In the wake of the Indian government’s passage of the Digital Personal Data Protection (DPDP) Act 2023, a recent report by consulting firm EY highlights that nearly half of Indian organizations, spanning enterprises and startups, are grappling with a lack of requisite skill sets to effectively implement the DPDP Act 2023. The DPDP law transitioned into an Act after receiving the President’s assent on August 12; however, it has not yet come into full effect.
EY’s report, titled “The India Data Protection Readiness Report,” reveals that 32% of these organizations anticipate technical hurdles in implementing the DPDP Act, while a staggering 50% are still in the process of acquiring the necessary expertise, with many contemplating outsourcing data privacy responsibilities.
As per the report, only 36% of organizations currently have Data Protection Officers (DPOs) based in India. This dearth of local DPOs could hinder their capacity to manage consent and conform to the stipulations of the DPDP Act.

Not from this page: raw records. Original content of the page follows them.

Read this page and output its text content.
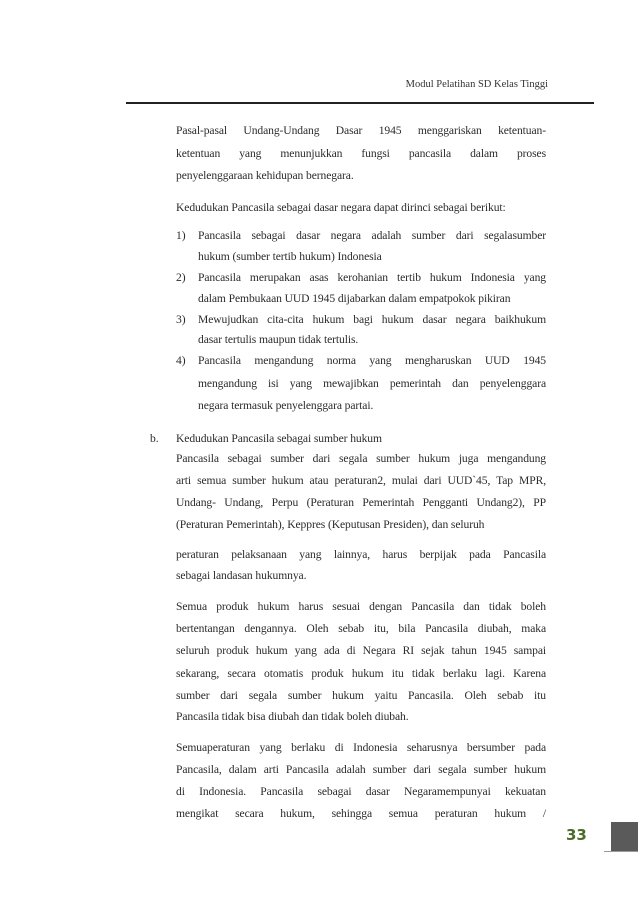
Modul Pelatihan SD Kelas Tinggi
Pasal-pasal Undang-Undang Dasar 1945 menggariskan ketentuan-
ketentuan yang menunjukkan fungsi pancasila dalam proses
penyelenggaraan kehidupan bernegara.
Kedudukan Pancasila sebagai dasar negara dapat dirinci sebagai berikut:
1) Pancasila sebagai dasar negara adalah sumber dari segalasumber
hukum (sumber tertib hukum) Indonesia
2) Pancasila merupakan asas kerohanian tertib hukum Indonesia yang
dalam Pembukaan UUD 1945 dijabarkan dalam empatpokok pikiran
3) Mewujudkan cita-cita hukum bagi hukum dasar negara baikhukum
dasar tertulis maupun tidak tertulis.
4) Pancasila mengandung norma yang mengharuskan UUD 1945
mengandung isi yang mewajibkan pemerintah dan penyelenggara
negara termasuk penyelenggara partai.
b. Kedudukan Pancasila sebagai sumber hukum
Pancasila sebagai sumber dari segala sumber hukum juga mengandung
arti semua sumber hukum atau peraturan2, mulai dari UUD`45, Tap MPR,
Undang- Undang, Perpu (Peraturan Pemerintah Pengganti Undang2), PP
(Peraturan Pemerintah), Keppres (Keputusan Presiden), dan seluruh
peraturan pelaksanaan yang lainnya, harus berpijak pada Pancasila
sebagai landasan hukumnya.
Semua produk hukum harus sesuai dengan Pancasila dan tidak boleh
bertentangan dengannya. Oleh sebab itu, bila Pancasila diubah, maka
seluruh produk hukum yang ada di Negara RI sejak tahun 1945 sampai
sekarang, secara otomatis produk hukum itu tidak berlaku lagi. Karena
sumber dari segala sumber hukum yaitu Pancasila. Oleh sebab itu
Pancasila tidak bisa diubah dan tidak boleh diubah.
Semuaperaturan yang berlaku di Indonesia seharusnya bersumber pada
Pancasila, dalam arti Pancasila adalah sumber dari segala sumber hukum
di Indonesia. Pancasila sebagai dasar Negaramempunyai kekuatan
mengikat secara hukum, sehingga semua peraturan hukum /
33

The report also highlighted additional challenges, including a widespread lack of awareness regarding regulatory guidelines, limitations in resources for achieving compliance, and a reluctance within organizations to embrace change. These challenges collectively pose significant obstacles to implementing the required changes within these organizations.
Another important finding was that for approximately 76% of the respondents, an organization’s commitment to data privacy and transparency would influence their purchasing decisions. This underscores a growing recognition among consumers regarding data privacy matters and their willingness to support companies that prioritize data protection. Considering these findings, companies must focus on transparency, privacy, and clear communication as they strive to build trust with their customer base.
Lalit Kalra, Cybersecurity Consulting Partner at EY India, underscored the significance of establishing a robust technological infrastructure to ensure data security and accountability. He emphasized the importance of cultivating a skilled workforce capable of comprehending the legal and ethical aspects of data processing and efficiently managing data breaches.
The DPDP Act is designed to set norms for the management of the personal data of Indian residents, requiring explicit consent from individuals whose data is collected and used. It also outlines practices for entities collecting personal data, specifying how the data should be stored and processed to prevent any breaches.
Another report, titled “Readiness of India Inc. for the Digital Personal Data Protection Act, 2023: A PwC Analysis,” analyzed 100 companies and revealed that just 9% of organizations collected consent which can be considered free, specific and informed. In case of a breach, only 4% published a breach notification on their website.
The dearth of essential skill sets, coupled with challenges related to regulatory awareness, resource constraints, and organizational adaptability, underscore the pressing need for concerted efforts in preparing for the Act’s enforcement. Ultimately, a proactive approach in bolstering technological infrastructure, cultivating a skilled workforce, and adhering to compliance measures will be instrumental in ensuring the safeguarding of personal data and upholding the principles of the DPDP Act 2023.